Atractivos no faltan. Templos, casonas y conventos coloniales. Restos arqueológicos de la cultura Wari -el primer imperio Andino- e incaicos, como la ciudadela de Vilcashuamán; cálidos valles de fantásticos paisajes como Huanta; cuevas cargadas de historia como Pikimachay donde se encontraron vestigios pertenencientes a los hombres más antiguos de los Andes Centrales (10,000 a 15,000 a.C.).
Paseo por la Quinua
“¡Moldes?”...el maestro clava su mirada entre ofendido y admirado. “Moldes, has dicho moldes”, vuelve a repetir y me voy dando cuenta que mi pregunta, que sólo tenía la intención de conocer alguno de los secretos de la artesanía de Quinua, había sonado a impertinencia y logrado el efecto contrario.
El maestro se irritó, pero su enojo fue momentáneo. Luego de unos segundos, no sé si por defender el honor de los artesanos de la Quinua -mancillado por la irreverente pregunta- o simplemente para dejar constancia de mi ignorancia, recalcó que ellos no utilizaban ningún tipo de molde al hacer esas iglesias de campanarios torcidos.
“Todo sale de aquí -se golpea la sien al decirlo- por eso ninguna iglesia es idéntica a la otra”. Tras la aclaración, Raúl Palomino, uno de los artesanos del pueblo de Quinua, vuelve a pintar, con un delgado pincel, las torres de su última iglesia.
Palomino es heredero de una larga tradición alfarera que tiene su origen en las culturas Warpa y Wari. Él, como los demás artesanos del pueblo, moldea con sus manos diestras la tierra rojiza de la localidad, en un pequeño horno de leña cocen brevemente la pieza, aproximadamente una hora, para luego pintarla con pigmentos de tierra.
Además de templos de cerámica, los alfareros representan grupos de músicos y pastores, toritos, candelabros, cántaros y platos con diseños tradicionales, que son inconfundibles por su tono opaco y su aspecto terroso.
Habitado por alfareros y agricultores, la Quinua se encuentra a 32 kilómetros de Ayacucho y a 3,300 m.s.n.m. Tejas, calles adoquinadas, casas pintadas de blanco de típico estilo serrano, hacen de este pueblo un remanso de paz y tranquilidad.

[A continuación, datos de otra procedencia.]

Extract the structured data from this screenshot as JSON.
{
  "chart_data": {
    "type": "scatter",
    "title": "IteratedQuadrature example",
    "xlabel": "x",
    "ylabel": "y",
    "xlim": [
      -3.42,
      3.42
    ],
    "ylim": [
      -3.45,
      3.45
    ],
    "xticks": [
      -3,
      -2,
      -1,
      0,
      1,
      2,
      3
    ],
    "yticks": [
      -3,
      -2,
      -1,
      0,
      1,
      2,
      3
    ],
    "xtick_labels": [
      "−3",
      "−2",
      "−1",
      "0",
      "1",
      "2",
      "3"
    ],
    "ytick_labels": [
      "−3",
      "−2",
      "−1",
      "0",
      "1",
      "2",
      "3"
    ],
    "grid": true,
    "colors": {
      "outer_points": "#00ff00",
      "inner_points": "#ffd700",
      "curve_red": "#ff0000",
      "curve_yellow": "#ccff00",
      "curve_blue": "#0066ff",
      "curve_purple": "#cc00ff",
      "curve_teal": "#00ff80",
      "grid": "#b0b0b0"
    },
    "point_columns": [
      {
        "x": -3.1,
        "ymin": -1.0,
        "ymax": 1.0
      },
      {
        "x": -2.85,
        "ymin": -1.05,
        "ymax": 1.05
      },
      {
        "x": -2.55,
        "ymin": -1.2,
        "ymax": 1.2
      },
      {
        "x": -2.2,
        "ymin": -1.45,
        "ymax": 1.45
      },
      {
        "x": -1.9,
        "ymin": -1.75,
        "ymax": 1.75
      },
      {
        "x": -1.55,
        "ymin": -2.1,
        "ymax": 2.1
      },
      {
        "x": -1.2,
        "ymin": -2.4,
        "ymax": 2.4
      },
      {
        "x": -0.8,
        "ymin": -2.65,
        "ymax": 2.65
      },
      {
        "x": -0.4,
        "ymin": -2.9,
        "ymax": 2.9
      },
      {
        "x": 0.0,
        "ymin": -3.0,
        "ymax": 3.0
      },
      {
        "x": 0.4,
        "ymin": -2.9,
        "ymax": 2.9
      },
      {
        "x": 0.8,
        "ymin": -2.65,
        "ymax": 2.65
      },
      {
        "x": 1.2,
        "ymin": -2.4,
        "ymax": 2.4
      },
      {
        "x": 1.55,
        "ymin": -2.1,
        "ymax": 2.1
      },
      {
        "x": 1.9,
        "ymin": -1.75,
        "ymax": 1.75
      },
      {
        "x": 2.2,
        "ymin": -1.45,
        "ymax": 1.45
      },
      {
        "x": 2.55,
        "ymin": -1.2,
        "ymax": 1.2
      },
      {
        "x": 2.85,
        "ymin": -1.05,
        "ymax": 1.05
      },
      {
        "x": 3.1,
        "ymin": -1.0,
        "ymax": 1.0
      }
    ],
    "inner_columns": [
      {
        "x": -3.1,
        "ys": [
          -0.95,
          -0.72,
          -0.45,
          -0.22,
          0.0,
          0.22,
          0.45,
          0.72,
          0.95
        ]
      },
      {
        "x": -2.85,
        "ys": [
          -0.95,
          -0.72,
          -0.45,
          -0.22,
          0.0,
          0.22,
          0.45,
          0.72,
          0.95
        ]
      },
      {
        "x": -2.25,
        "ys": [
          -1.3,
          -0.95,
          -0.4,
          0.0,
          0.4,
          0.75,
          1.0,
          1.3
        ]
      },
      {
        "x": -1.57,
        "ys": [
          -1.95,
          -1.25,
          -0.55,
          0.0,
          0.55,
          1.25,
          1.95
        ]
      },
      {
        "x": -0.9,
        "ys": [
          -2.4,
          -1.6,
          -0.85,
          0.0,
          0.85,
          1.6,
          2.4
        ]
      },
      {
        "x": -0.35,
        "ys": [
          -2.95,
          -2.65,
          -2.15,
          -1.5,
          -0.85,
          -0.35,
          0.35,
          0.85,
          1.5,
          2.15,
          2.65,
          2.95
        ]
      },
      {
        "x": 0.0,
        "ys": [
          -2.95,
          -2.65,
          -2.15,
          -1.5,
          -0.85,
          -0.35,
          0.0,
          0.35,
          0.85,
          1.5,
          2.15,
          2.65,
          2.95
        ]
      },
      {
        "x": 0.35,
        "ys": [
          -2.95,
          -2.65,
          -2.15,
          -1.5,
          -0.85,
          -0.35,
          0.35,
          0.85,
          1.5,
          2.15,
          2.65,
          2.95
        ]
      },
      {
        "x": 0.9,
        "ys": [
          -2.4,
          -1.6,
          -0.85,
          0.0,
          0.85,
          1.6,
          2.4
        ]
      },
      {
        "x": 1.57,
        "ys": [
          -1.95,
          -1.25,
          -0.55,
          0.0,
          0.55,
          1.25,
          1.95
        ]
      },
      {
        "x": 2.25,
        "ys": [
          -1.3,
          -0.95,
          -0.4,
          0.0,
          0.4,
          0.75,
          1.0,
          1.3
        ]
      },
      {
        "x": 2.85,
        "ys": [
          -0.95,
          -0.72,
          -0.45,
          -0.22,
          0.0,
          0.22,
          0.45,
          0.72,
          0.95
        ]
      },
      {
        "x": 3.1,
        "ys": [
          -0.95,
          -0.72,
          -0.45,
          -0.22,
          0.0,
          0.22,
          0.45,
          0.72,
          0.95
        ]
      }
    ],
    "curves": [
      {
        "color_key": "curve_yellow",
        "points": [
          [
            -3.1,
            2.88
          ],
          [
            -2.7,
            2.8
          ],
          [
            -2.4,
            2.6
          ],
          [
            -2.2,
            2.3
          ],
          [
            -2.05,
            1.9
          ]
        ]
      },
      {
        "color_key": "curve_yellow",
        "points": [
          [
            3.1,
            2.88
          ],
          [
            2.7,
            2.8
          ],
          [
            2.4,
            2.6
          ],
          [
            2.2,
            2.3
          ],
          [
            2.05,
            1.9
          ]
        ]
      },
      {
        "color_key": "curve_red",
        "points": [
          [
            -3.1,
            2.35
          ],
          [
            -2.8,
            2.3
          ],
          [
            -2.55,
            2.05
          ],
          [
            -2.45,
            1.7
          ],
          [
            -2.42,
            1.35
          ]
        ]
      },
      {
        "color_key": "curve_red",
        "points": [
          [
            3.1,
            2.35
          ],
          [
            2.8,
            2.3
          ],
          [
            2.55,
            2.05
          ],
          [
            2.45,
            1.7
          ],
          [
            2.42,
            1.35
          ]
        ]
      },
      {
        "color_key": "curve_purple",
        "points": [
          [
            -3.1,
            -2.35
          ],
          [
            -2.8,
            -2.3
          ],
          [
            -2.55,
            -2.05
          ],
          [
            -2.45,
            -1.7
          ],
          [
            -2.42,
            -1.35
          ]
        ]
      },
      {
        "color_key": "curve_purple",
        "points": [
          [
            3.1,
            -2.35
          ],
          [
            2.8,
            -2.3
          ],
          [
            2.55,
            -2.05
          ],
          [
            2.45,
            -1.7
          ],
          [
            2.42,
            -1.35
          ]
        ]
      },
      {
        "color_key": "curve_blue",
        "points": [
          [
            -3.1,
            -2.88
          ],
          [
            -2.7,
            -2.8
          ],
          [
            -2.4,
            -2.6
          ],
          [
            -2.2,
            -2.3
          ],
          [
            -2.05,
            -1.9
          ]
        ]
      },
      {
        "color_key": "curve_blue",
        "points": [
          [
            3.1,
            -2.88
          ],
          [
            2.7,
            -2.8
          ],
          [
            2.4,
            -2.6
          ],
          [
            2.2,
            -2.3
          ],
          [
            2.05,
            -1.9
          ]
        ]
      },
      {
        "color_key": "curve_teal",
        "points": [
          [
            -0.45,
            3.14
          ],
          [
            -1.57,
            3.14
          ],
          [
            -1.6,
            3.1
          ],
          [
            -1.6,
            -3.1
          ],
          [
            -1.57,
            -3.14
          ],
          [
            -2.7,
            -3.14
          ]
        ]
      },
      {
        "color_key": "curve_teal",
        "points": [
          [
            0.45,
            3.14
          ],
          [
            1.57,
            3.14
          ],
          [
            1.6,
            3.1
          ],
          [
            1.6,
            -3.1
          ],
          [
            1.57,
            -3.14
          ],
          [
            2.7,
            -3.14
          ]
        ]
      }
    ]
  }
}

Y si Ayacucho tiene 37 iglesias, en Quinua hay muchísimas más, aunque son pequeñitas y están hechas de cerámica. Tienen los campanarios retorcidos y al cura y a los feligreses en la puerta. Tradicionalmente estas iglesias se colocan en los techos de las casas recién ocupadas para mantener lejos a los malos espíritus y son regaladas por los padrinos.
En las calles de la Quinua, me olvidé de la tristeza, me alejé de la bruma que opaca a la antigua Huamanga, quizás el secreto de este sosegado pueblo, que es difícil creer que haya sido sacudido por la violencia, estriba en esas iglesias torcidas que encaramadas en lo alto de rojizos tejados otean un verde panorama.
Aclarado el asunto de los moldes, el artesano continuó con su trabajo. Lo observamos. No se incomoda. Maestro, una fotito, le decimos con algo de temor y él acepta pero nos dice que una nomás, porque es mejor que guarde rollo para cuando vaya a la Pampa o recorra el museo de sitio que se encuentra justo al frente de su taller.
Le hacemos caso y nos marchamos apenas se extingue el destello del flash. El pueblo no es sólo célebre por sus artesanos. Unas de las páginas más gloriosas de la historia americana se escribió en esta tierra.
El 9 de diciembre de 1824, las tropas patriotas y realistas se enfrentaron en la Pampa de la Quinua...y el Mariscal Antonio José de Sucre alza su espada y da la orden de ataque. Ha llegado el momento decisivo.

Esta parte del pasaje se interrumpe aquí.